The incidence of caesarean section deliveries has been rising rapidly; maternal hypotension and high spinal blockade are a common occurrence after SA with unadjusted doses of local anaesthetic. Maternal hypotension is the most common complication of SA with 0.5% hyperbaric bupivacaine with dosages between 12 and 15 mg. High SA has been reported with doses larger than 12 mg of bupivacaine in patients undergoing caesarean section.[5],[6] Maintenance of normal maternal blood pressure is the key factor for neonatal outcome. A national survey at the United Kingdom revealed that a large variety of dosage regimens were in use for SA for caesarean section.[7]

In our study, we aimed to compare fractionated dose versus bolus dose in SA for haemodynamic stability and duration of analgesia in patients undergoing elective LSCS.

Clinical observational studies confirm that weight [8] and height [4] are significant variables in predicting the final level of the block. Some studies used a fixed dosage regimen while other studies have used the dose of bupivacaine according to the patient's characteristics. Harten compared the effects of two dosage regimens, fixed as well as adjusted dose and concluded that successful SA for caesarean section has been associated with a low incidence of hypotension with dosage regimen adjusted for height and weight.[9]

Schnider et al.[10] suggested that the onset time for achieving an adequate sensory level for surgery increases linearly with height and decreases with increasing weight while another clinical study demonstrated that the dose of intrathecal bupivacaine for caesarean delivery is similar in obese and normal weight women.[11] It is more difficult to predict the extension of the blockade when using the same dose of local anaesthetics in obese and non-obese pregnant women. A retrospective study observed a higher percentage of hypotension in pregnant women with obesity class three, which might be due to the greater extension of a higher sympathetic blockade caused by compression of the subarachnoid space by the pregnant abdomen associated with obesity.[12]

The need of local anaesthetic in SA is lower in pregnant patients. Mechanisms suggested for this include pregnancy-specific hormonal changes, which affect the action of neurotransmitters in the spinal column, increased permeability of neural membranes and other pharmacokinetic and pharmacodynamic changes.[13],[14]

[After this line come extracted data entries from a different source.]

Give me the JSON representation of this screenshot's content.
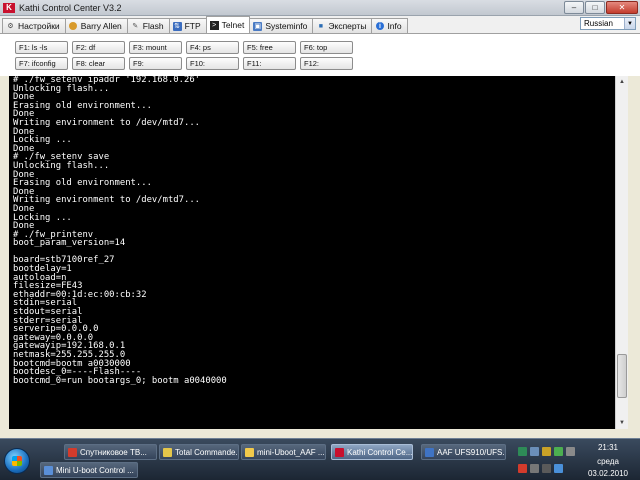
{
  "window": {
    "title": "Kathi Control Center V3.2",
    "logo_text": "K"
  },
  "tabs": [
    {
      "label": "Настройки",
      "icon": "settings-icon"
    },
    {
      "label": "Barry Allen",
      "icon": "user-icon"
    },
    {
      "label": "Flash",
      "icon": "flash-icon"
    },
    {
      "label": "FTP",
      "icon": "ftp-icon"
    },
    {
      "label": "Telnet",
      "icon": "telnet-icon"
    },
    {
      "label": "Systeminfo",
      "icon": "systeminfo-icon"
    },
    {
      "label": "Эксперты",
      "icon": "experts-icon"
    },
    {
      "label": "Info",
      "icon": "info-icon"
    }
  ],
  "active_tab": "Telnet",
  "language": {
    "selected": "Russian"
  },
  "fkeys": {
    "f1": "F1: ls -ls",
    "f2": "F2: df",
    "f3": "F3: mount",
    "f4": "F4: ps",
    "f5": "F5: free",
    "f6": "F6: top",
    "f7": "F7: ifconfig",
    "f8": "F8: clear",
    "f9": "F9:",
    "f10": "F10:",
    "f11": "F11:",
    "f12": "F12:"
  },
  "terminal": {
    "lines": [
      "# ./fw_setenv ipaddr '192.168.0.26'",
      "Unlocking flash...",
      "Done",
      "Erasing old environment...",
      "Done",
      "Writing environment to /dev/mtd7...",
      "Done",
      "Locking ...",
      "Done",
      "# ./fw_setenv save",
      "Unlocking flash...",
      "Done",
      "Erasing old environment...",
      "Done",
      "Writing environment to /dev/mtd7...",
      "Done",
      "Locking ...",
      "Done",
      "# ./fw_printenv",
      "boot_param_version=14",
      "",
      "board=stb7100ref_27",
      "bootdelay=1",
      "autoload=n",
      "filesize=FE43",
      "ethaddr=00:1d:ec:00:cb:32",
      "stdin=serial",
      "stdout=serial",
      "stderr=serial",
      "serverip=0.0.0.0",
      "gateway=0.0.0.0",
      "gatewayip=192.168.0.1",
      "netmask=255.255.255.0",
      "bootcmd=bootm a0030000",
      "bootdesc_0=----Flash----",
      "bootcmd_0=run bootargs_0; bootm a0040000"
    ]
  },
  "taskbar": {
    "tasks_row1": [
      {
        "label": "Спутниковое ТВ...",
        "color": "#d33b2c"
      },
      {
        "label": "Total Commande...",
        "color": "#e4c64a"
      },
      {
        "label": "mini-Uboot_AAF ...",
        "color": "#f1c94b"
      },
      {
        "label": "Kathi Control Ce...",
        "color": "#c8102e"
      },
      {
        "label": "AAF UFS910/UFS...",
        "color": "#3f73c4"
      }
    ],
    "tasks_row2": [
      {
        "label": "Mini U-boot Control ...",
        "color": "#5a8fd8"
      }
    ],
    "clock": {
      "time": "21:31",
      "day": "среда",
      "date": "03.02.2010"
    }
  }
}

In the study conducted by Danelli et al.,[4] dose of 0.5% hyperbaric bupivacaine in relation to patients height was used; they concluded that a dose as low as 0.06 mg/cm height represents the dose of intrathecal bupivacaine providing effective spinal block in 95% of women undergoing elective caesarean section. Similarly, we considered only height as a predictor for calculating the dose of bupivacaine. We conducted pilot studies of five cases with bupivacaine 0.06 mg/cm of height, but the adequate sensory level was not achieved. Hence, we used the dosage of 0.07 mg/cm height in our study.

In our study, bolus group received a mean (range) dose of 2.14 (2–2.4) ml whereas fractionated group received a mean (range) dose of 2.2 (2–2.6) ml which were comparable among the two groups. These doses are comparable to the fixed dose used in the study done by Harten et al.[9] Furthermore, a survey in the United Kingdom showed that the mean (SD) volume of bupivacaine 0.5% usually given is 2.57 ml with a fixed dosage scheme, whereas a mean volume of 2.34 ml with minimum volume ranges of 1.2–3.0 ml is given with a variable dose scheme.[7]

We did not observe sensory blockade above T4 level in either group as shown in [Table 2]. Russell and Holmqvist [15] found 25% of patients undergoing LSCS developed sensory blocks to the cervical dermatomal region, of which 10% extended to C1 or C2 when they used fixed dose of hyperbaric bupivacaine 0.5% 2.5 ml. Harten's study results showed that 17% of the patients presented with cervical dermatomal block levels in the fixed-dose group and only 4.5% of the patients in the adjusted dose group reported cervical dermatomal block levels.[9] The study suggested that adjusting the dose to height and weight increases the safety margin of SA.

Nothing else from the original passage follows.